One Piece’s Live-Action Triumph Masks the Manga Adaptation’s Biggest Problem
Netflix’s live-action One Piece is a breakout hit, but here’s the reality check: season 1 adapts less than a tenth of Eiichiro Oda’s epic, leaving a vast voyage still ahead.
Netflix did the impossible: a beloved anime/manga adaptation that actually works. The live-action One Piece is a legit hit. The awkward bit? It has barely nibbled at the mountain of story it needs to chew through.
Where the live-action stands on the manga map
Season 1 adapts just 44 chapters out of the manga's 1166 published chapters, which comes out to 8.15%. That first run covered the East Blue Saga: Romance Dawn, Orange Town, Syrup Village, Baratie, and Arlong Park.
Season 2 is locked for March 10, 2026 on Netflix in the US. It picks up with Loguetown and then moves through Reverse Mountain, Whiskey Peak, Little Garden, and Drum Island, spanning chapters 96–154. If you are keeping score, that bumps the total adaptation to 13.2% (per What's on Netflix).
The show is already renewed for Season 3, which is set to tackle the Arabasta Arc (chapters 155–217). Even after Arabasta, the grand total would be only about 18.6% of the manga. So yeah, the destination is far, far away.

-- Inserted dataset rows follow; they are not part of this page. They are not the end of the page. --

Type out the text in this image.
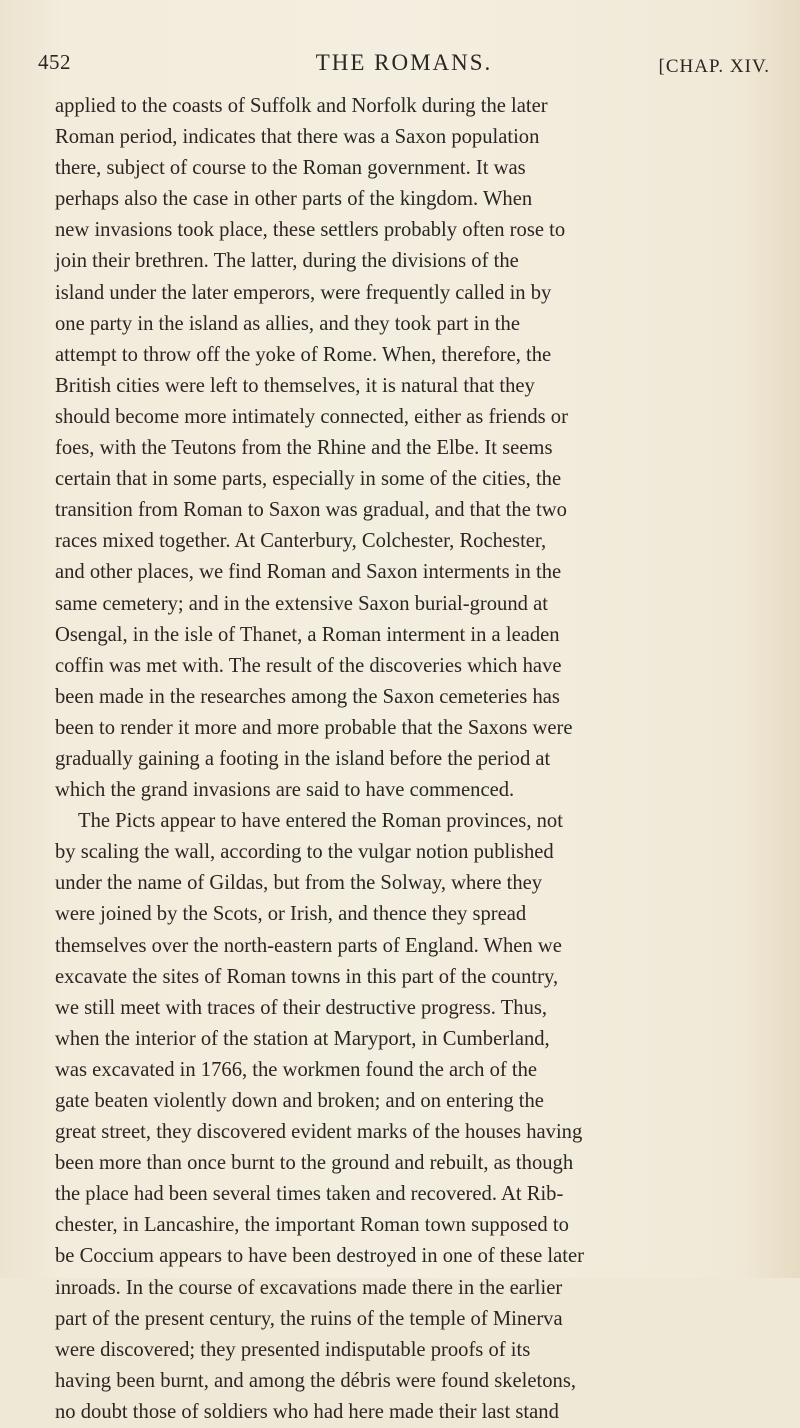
452	THE ROMANS.	[CHAP. XIV.
applied to the coasts of Suffolk and Norfolk during the later
Roman period, indicates that there was a Saxon population
there, subject of course to the Roman government. It was
perhaps also the case in other parts of the kingdom. When
new invasions took place, these settlers probably often rose to
join their brethren. The latter, during the divisions of the
island under the later emperors, were frequently called in by
one party in the island as allies, and they took part in the
attempt to throw off the yoke of Rome. When, therefore, the
British cities were left to themselves, it is natural that they
should become more intimately connected, either as friends or
foes, with the Teutons from the Rhine and the Elbe. It seems
certain that in some parts, especially in some of the cities, the
transition from Roman to Saxon was gradual, and that the two
races mixed together. At Canterbury, Colchester, Rochester,
and other places, we find Roman and Saxon interments in the
same cemetery; and in the extensive Saxon burial-ground at
Osengal, in the isle of Thanet, a Roman interment in a leaden
coffin was met with. The result of the discoveries which have
been made in the researches among the Saxon cemeteries has
been to render it more and more probable that the Saxons were
gradually gaining a footing in the island before the period at
which the grand invasions are said to have commenced.
The Picts appear to have entered the Roman provinces, not
by scaling the wall, according to the vulgar notion published
under the name of Gildas, but from the Solway, where they
were joined by the Scots, or Irish, and thence they spread
themselves over the north-eastern parts of England. When we
excavate the sites of Roman towns in this part of the country,
we still meet with traces of their destructive progress. Thus,
when the interior of the station at Maryport, in Cumberland,
was excavated in 1766, the workmen found the arch of the
gate beaten violently down and broken; and on entering the
great street, they discovered evident marks of the houses having
been more than once burnt to the ground and rebuilt, as though
the place had been several times taken and recovered. At Rib-
chester, in Lancashire, the important Roman town supposed to
be Coccium appears to have been destroyed in one of these later
inroads. In the course of excavations made there in the earlier
part of the present century, the ruins of the temple of Minerva
were discovered; they presented indisputable proofs of its
having been burnt, and among the débris were found skeletons,
no doubt those of soldiers who had here made their last stand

How much story is still ahead?
The short version: a lot. And the manga's Final Saga is still unfolding, which means the finish line keeps moving. After Season 3's Arabasta, here is the road the live-action still has to travel, saga by saga:
- Sky Island Saga — chapters 218–302
- Water 7 Saga — chapters 303–441
- Thriller Bark Saga — chapters 442–489
- Summit War Saga — chapters 490–597
- Fish-Man Island Saga — chapters 598–653
- Dressrosa Saga — chapters 654–801
- Whole Cake Island Saga — chapters 802–908
- Wano Country Saga — chapters 909–1057
- Final Saga — chapters 1058–ongoing
So, is Arabasta Season 2 or Season 3?
This part gets confusing because early chatter suggested the 'next season' would pull from Arabasta. The current plan is clearer: Season 2 goes up through Drum Island. Arabasta proper is Season 3. That lines up with the chapter math above.
Why the show works (so far)
The big reason One Piece landed: it respects the source material. Where other anime-to-live-action swings have whiffed hard (Netflix's Death Note remake comes to mind), this one kept the heart and the beats that matter. Inaki Godoy channels Luffy without turning him into a different character, Baratie and Arlong Park hit the notes fans expect, and when the show does tweak things (expanding Garp's role), it does it without breaking the core vibe.
Netflix even showed off Tony Tony Chopper's live-action design in a new teaser at Jump Festa 2026, and the early look suggests they know exactly how sensitive fans are about these choices.
The long game
Even with the momentum, catching the anime is not the problem. The real challenge is that adapting this much story could take years, maybe decades, and the manga is still writing new chapters. If Netflix wants to see this through, it will have to maintain quality, pace, and scale across a truly massive project.
For now, the next waypoint is set: One Piece Season 2 lands March 10, 2026 on Netflix in the US. Buckle up for Loguetown through Drum Island, and then, if all goes well, get ready for Arabasta in Season 3.